Marguerite était mariée (par obligation) à Jean Lefèbvre de Hautpitois, receveur des tailles et des aydes en l'élection de Valognes. Elle avait treize ans et son époux vingt cinq en l'an 1600. Son mari ayant soupçonné leur aventure, la battait malgré le fait qu'elle fût enceinte. Julien revient à Noël 1600. En août 1600, suite aux violences de son mari, la belle Ravalet accouche avant terme d'une fille que l'on prénomma Louise. Elle se retira chez ses cousins à Rémy-les-Landes (devenu Saint-Rémy-des-Landes). Les deux époux ne se reverront qu'à Paris, en la salle d'audience du Grand Châtelet. Comme le frère et la sœur continuaient de se voir, Julien fut prié de se tenir enfermé dans sa tour, et Marguerite était invitée à attendre dans sa chambre, que Jean Lefebvre de Haupitois, son seigneur et maître devant Dieu et devant le roi, ait décidé de son sort.

Ils se sont évadés à Fougères en 1603. Le 4 septembre 1603, le parquet du Grand Châtelet était saisi de l'écrasant dossier. Marguerite était enceinte une deuxième fois, elle n'avouera pas que l'enfant était de Julien mais d'un tailleur ambulant. Le mari se portera partie civile. Le 19 septembre, l'instruction est close. Naît un garçon confié aux catherinettes de Sainte Opportune. Le véritable procès s'ouvrit le 24 novembre 1603, Jean III leur père, implora Henri IV en vain. Le 2 décembre 1603, le procureur prononce la sentence : "Ils sont condamnés à avoir la tête tranchée (la teste tranchée)". Elle est exécutée le jour même vers 1 h de l'après midi place de Grève, actuellement place de l'Hôtel de ville.
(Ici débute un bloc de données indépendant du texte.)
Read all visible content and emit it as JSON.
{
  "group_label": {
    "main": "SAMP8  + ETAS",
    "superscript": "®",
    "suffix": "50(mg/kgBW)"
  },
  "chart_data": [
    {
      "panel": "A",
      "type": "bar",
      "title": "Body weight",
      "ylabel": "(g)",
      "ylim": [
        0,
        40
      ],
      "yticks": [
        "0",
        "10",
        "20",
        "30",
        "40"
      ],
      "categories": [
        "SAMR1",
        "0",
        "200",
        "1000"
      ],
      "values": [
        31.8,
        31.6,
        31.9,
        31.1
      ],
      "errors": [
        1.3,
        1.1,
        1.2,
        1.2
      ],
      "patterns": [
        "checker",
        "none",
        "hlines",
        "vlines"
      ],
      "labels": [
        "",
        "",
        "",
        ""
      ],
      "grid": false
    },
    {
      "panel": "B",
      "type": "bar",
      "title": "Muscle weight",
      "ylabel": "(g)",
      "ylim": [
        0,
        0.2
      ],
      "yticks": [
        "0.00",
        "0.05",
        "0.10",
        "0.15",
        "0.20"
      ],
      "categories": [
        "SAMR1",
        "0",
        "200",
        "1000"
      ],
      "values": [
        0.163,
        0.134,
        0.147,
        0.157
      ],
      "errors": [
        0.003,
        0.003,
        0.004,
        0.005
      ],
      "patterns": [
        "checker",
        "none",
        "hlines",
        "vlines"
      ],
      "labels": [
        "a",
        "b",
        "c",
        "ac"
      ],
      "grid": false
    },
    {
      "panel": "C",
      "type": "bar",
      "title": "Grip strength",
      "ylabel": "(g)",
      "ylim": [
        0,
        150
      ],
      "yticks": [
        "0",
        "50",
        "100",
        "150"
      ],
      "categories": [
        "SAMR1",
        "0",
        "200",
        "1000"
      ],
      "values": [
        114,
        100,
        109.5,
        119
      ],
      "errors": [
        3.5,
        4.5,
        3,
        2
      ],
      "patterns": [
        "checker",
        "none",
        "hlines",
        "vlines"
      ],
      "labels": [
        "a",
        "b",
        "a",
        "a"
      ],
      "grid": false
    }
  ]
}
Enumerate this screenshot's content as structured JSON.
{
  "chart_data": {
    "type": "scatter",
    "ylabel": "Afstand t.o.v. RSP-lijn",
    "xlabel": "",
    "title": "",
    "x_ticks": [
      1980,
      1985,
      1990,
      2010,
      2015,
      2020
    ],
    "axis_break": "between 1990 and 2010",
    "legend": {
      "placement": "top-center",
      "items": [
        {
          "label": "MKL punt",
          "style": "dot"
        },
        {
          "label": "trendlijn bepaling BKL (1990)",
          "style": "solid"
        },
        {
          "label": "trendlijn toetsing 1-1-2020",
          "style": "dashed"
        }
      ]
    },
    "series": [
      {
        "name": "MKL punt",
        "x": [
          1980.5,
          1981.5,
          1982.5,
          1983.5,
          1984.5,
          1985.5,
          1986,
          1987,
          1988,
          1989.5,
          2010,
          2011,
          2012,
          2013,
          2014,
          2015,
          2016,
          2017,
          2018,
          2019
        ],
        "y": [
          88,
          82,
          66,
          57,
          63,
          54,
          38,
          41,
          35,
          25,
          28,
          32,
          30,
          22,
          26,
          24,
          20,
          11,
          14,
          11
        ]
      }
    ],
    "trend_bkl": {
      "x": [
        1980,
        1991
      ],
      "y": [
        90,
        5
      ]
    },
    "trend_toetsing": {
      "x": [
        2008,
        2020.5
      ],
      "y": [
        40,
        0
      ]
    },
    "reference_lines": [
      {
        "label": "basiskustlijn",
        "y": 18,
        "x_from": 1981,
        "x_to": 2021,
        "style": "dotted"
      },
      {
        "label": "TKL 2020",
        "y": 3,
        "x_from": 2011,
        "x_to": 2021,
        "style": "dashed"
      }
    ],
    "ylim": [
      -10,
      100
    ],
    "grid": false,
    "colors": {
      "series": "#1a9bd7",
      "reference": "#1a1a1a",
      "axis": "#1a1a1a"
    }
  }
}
Ils seront décapités, puis sont passés par le feu, noblement et non sur le bûcher, sort généralement réservé aux incestueux. Ils sont mis dans un charnier à Mont Faucon. Ravalet a pu leur faire une sépulture honorable. On pouvait lire sur la pierre tombale : « Ci gisent le frère et la sœur », « passant ne t'informe point de la cause de leur mort, passe et prie Dieu pour leur âme ». L'abbé de Hambye, après le supplice des malheureux enfants, se démit de toutes ses charges et revint à Tourlaville. En réparation de l'outrage infligé à la morale par ses neveux, il fit découronner la tour contenant la chambre de Julien et construit à sa place la chapelle expiatoire. De leur côté, Jean III et Madelaine de Hennot (les parents) rachetèrent par des fondations l'outrage pieux subit par leur blason.

Quelques poèmes visibles dans le jardin
« Trois allumettes allumées dans la nuit.
La première pour voir ton visage
La deuxième pour voir tes yeux
La troisième pour voir ta bouche
Et l'obscurité toute entière pour me rappeler tout cela en te serrant dans mes bras »
« La première fonction du jardin c'est donner du bonheur et la paix pour l'esprit. »
« Au jardin de Miso.
L'ombre solaire d'une seule graine de tournesol suffit à réveiller, au travers des personnes de la terre, une taupe endormie et soudain éblouie. »
« Même si vous ne voyez pas d'un bon œil
Le paysage n'est pas laid
C'est votre œil qui peut-être est mauvais. »

Notes et références

  1. Jules Barbey d'Aurevilly : artiste normand né à Saint-Sauveur-le-Vicomte. Critique, diariste, épistolier, romancier, nouvelliste... En 2008, année de sa consécration, de mars à décembre ont lieu différentes manifestations en sa mémoire (cf le magazine Livre Échanges, mars 2008).
  2. Jardin Jacques-Prévert : sur la commune de Saint-Germain-des-Vaux.